Targeted dual alpha therapy for disseminated cancer

Patients with late-stage cancers such as osteosarcoma, multiple myeloma and metastatic prostate and breast cancers that do not respond to available cancer therapies have a poor life quality and high mortality. In recent years, there has been increased interest in the use of radiopharmaceuticals, drugs containing radioisotopes, for the cancer diagnosis and treatment. Radionuclides decaying by the emission of alpha-particles have favorable properties (short range (<0.1 mm) and very high energy) for the treatment of circulating cancer cells and micrometastases (small clusters of cancer cells). Our goal is to develop novel alpha-emitting radiopharmaceuticals against skeletal and non-skeletal micrometastasis. A novel technology with potentially broad therapeutic applications for different cancers will be used. The treatment involves administration of a radiopharmaceutical solution containing the alpha-particle emitting radionuclide radium-224 and its daughter beta-particle emitting radionuclide lead-212 which is attached to a delivery vehicle. Antibodies or small molecule ligands are designed to bind to a unique antigen expressed by cancer cells, and will be used as lead-212 carriers. Lead-212 is a source of highly cytotoxic alpha particles via its decay to bismuth-212. Following injection of this solution: 1) Unbound natural bone-seeking radium-224 will target cancer cells in skeleton; 2) the complex with lead-212 will target the circulating cancer cells and micrometastasis in all parts of the body.

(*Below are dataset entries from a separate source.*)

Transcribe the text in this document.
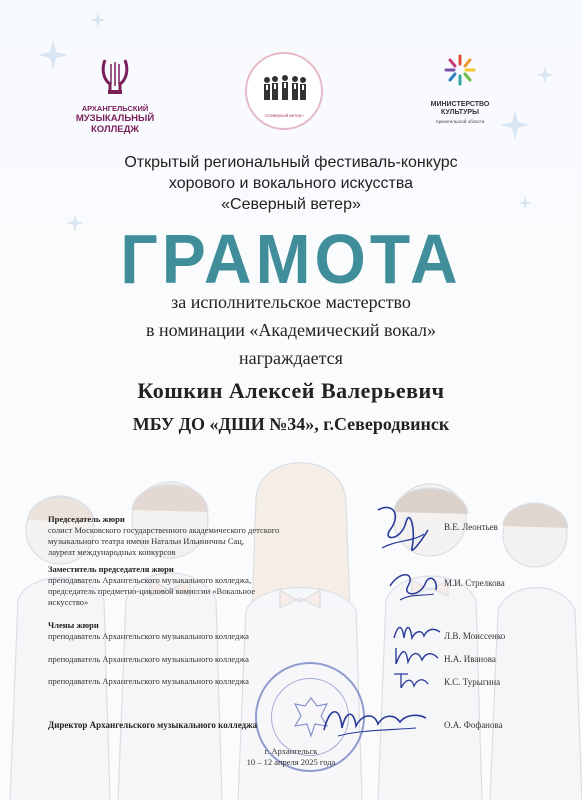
АРХАНГЕЛЬСКИЙ

МУЗЫКАЛЬНЫЙ
КОЛЛЕДЖ
«Северный ветер»
МИНИСТЕРСТВО
КУЛЬТУРЫ
Архангельской области
Открытый региональный фестиваль-конкурс
хорового и вокального искусства
«Северный ветер»
ГРАМОТА
за исполнительское мастерство
в номинации «Академический вокал»
награждается
Кошкин Алексей Валерьевич
МБУ ДО «ДШИ №34», г.Северодвинск
Председатель жюри
солист Московского государственного академического детского
музыкального театра имени Натальи Ильиничны Сац,
лауреат международных конкурсов
В.Е. Леонтьев
Заместитель председателя жюри
преподаватель Архангельского музыкального колледжа,
председатель предметно-цикловой комиссии «Вокальное
искусство»
М.И. Стрелкова
Члены жюри
преподаватель Архангельского музыкального колледжа	Л.В. Моиссенко
преподаватель Архангельского музыкального колледжа	Н.А. Иванова
преподаватель Архангельского музыкального колледжа	К.С. Турыгина
Директор Архангельского музыкального колледжа	О.А. Фофанова
г. Архангельск
10 – 12 апреля 2025 года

For cancer patients, these new radiopharmaceuticals could potentially offer fewer side effects, reduce the need for hospitalizations, improved quality of life, increased productivity, and most importantly, extended lives.

The main goal of this research proposal is to achieve new knowledge, skills and methods that are going to be used in the development of novel radiopharmaceuticals for targeted alpha therapy for patients with disseminated multiple myeloma, osteosarcoma and breast cancer. This include the development and the preclinical testing of a novel and broad technology platform called DualAlpha. The novel radiopharmaceuticals comprise free uncomplexed bone-seeking Radium-224 (Ra-224), targeting the stromal elements and tumour-seeking lead-212 (Pb-212) complexed with a cancer cell surface-targeting monoclonal antibody (mAb). The aim is to destroy circulating tumour cells and micrometastases in the skeleton, bone marrow and in soft tissues and at the same time minimizing normal tissue radiotoxicity in patients with cancers associated with skeletal metastases including prostate cancer, breast cancer, osteosarcoma and multiple myeloma. A conjugated chelator with a mAb will be added to the Ra-224 solution in equilibrium with Pb-212 which makes Pb-212 complexed and hence, cancer-cell targeted. This new technology may enhance the overall tumor targeting of radiation dose and reduce toxicity by minimising uptake of Pb-212 in normal tissues and cells. The work plan of the PhD project is divided into three strongly interconnected parts to address the production, optimization and evaluation of the novel radiopharmaceuticals in vitro and in vivo. For patients the novel dual alpha targeted therapy is going to offer fewer side effects, less hospitalizations, improved quality of life, increased productivity, and most importantly, extended lives. The novel radiopharmaceuticals may be suitable for treating chemoresistant cancer metastases.